時蕾沒吱聲,要是死了之後還會後悔,也許會覺得不值得。可是死人不會後悔,那麼在她死之前最後的那個信念一定是畢生堅持的,以死堅持的,就是喜歡這個人。只可惜這人有張會噓寒問暖的嘴,卻是一顆鐵石心。“要是擱現在呢?按你現在想法活回去,你能為了不讓她死跟她在一起嗎?”
“說了半天你到底知不知道我為什麼不跟她處啊?”
她給他一臉茫然。
翅膀又頭疼又生氣,想起小刺兒講時蕾的笑話,小時候做選擇題,別人不會的也蒙個答案,時蕾不會的就空著。她不是笨也不是實在,只是覺得反正也不一定對就懶得寫了。長大了變成這樣,沒把握的話,猜對了也當沒猜著,什麼事都等你說,你要不說我也懶得問。“不行裝糊塗!說錯了又不扣分。”
“你覺得她不是那種隨便玩的女生,怕沾上了甩不掉。”他很精的,沾不得的他不敢沾,“估計這樣人分手了肯定出事兒,可是沒想到她追不上你還能去死。”
“這不就對了嗎?你說這種女生我敢招惹嗎?”
時蕾很想問他,那我呢?那紅巖呢?在他認為,她們又是哪種女生?絕對不會死的,離開他也能好好活下去的對吧。
她沒問出來,翅膀卻說了,他說:“你我本來也不想招惹,可是沒把持住。在你面前我好像還不如初中時候有定力,一直說錯話,辦錯事兒。”啄了她一下,嗓音變低啞,“我現在老是想我怎麼沒生在戰亂的年代,”她剛喝了紅糖水,有很香醇的甜味兒,他跪起來舔她的唇瓣。“你知道嗎有時候我特想為你死一回”
她本來乖乖地任他吻,聽到這句話不知道為什麼突然想躲開。
“你不信?你自己問它。”他指著胸口,“椰子啊椰子你告訴貓寶兒,我說的是不是真的?”
時蕾直直盯著他心臟的位置。“我估計我進去能看見一個小女孩兒坐在椰子上哭。”
翅膀毛骨悚然。
楊毅又在惦記翅膀和時蕾。“S市非典嚴重不啊?要不也回家來得了。”“啊,回來吧,回來吧,五一回來好好玩幾天,我們學校說要封校,五一不讓走(大哭)。”“你們都回去了,於一就能讓我回去。”時蕾說你可消聽會兒吧,給於一磨嘰毛了真晾著你。
QQ噹噹噹提示,時蕾眼一掃。“長髮哥上線了。”
“給我嘮會兒。”翅膀坐過來跟長髮哥接了語音一頓臭貧,楊毅一來訊息他就回“滾”,楊毅猜出換了主兒,故意說“貓啊,你不說煩死翅膀了嗎?黃了得了”,翅膀回:“別找刷啊111”

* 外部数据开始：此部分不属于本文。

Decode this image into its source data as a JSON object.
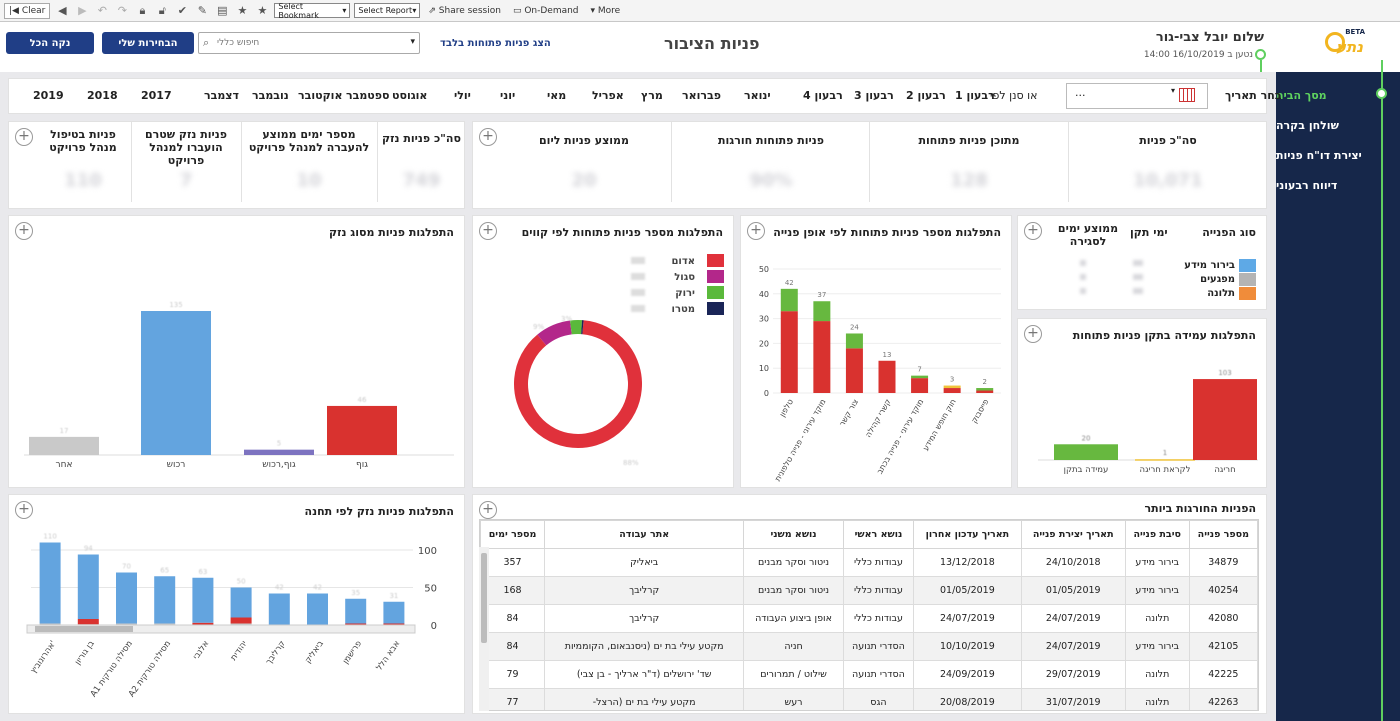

時蕾看看時間,剛過零點,丁凌不知道忙沒忙完,拿了手機打過去,他聲音有睏意,時蕾疑惑:“你今天睡這麼早啊?”
“明天早班。”
“沒事吧?”
“有什麼事兒?好累喔。”
“等會兒再睡!翅膀跟長髮哥語聊呢你聽不聽?”示意翅膀把音箱開大點兒。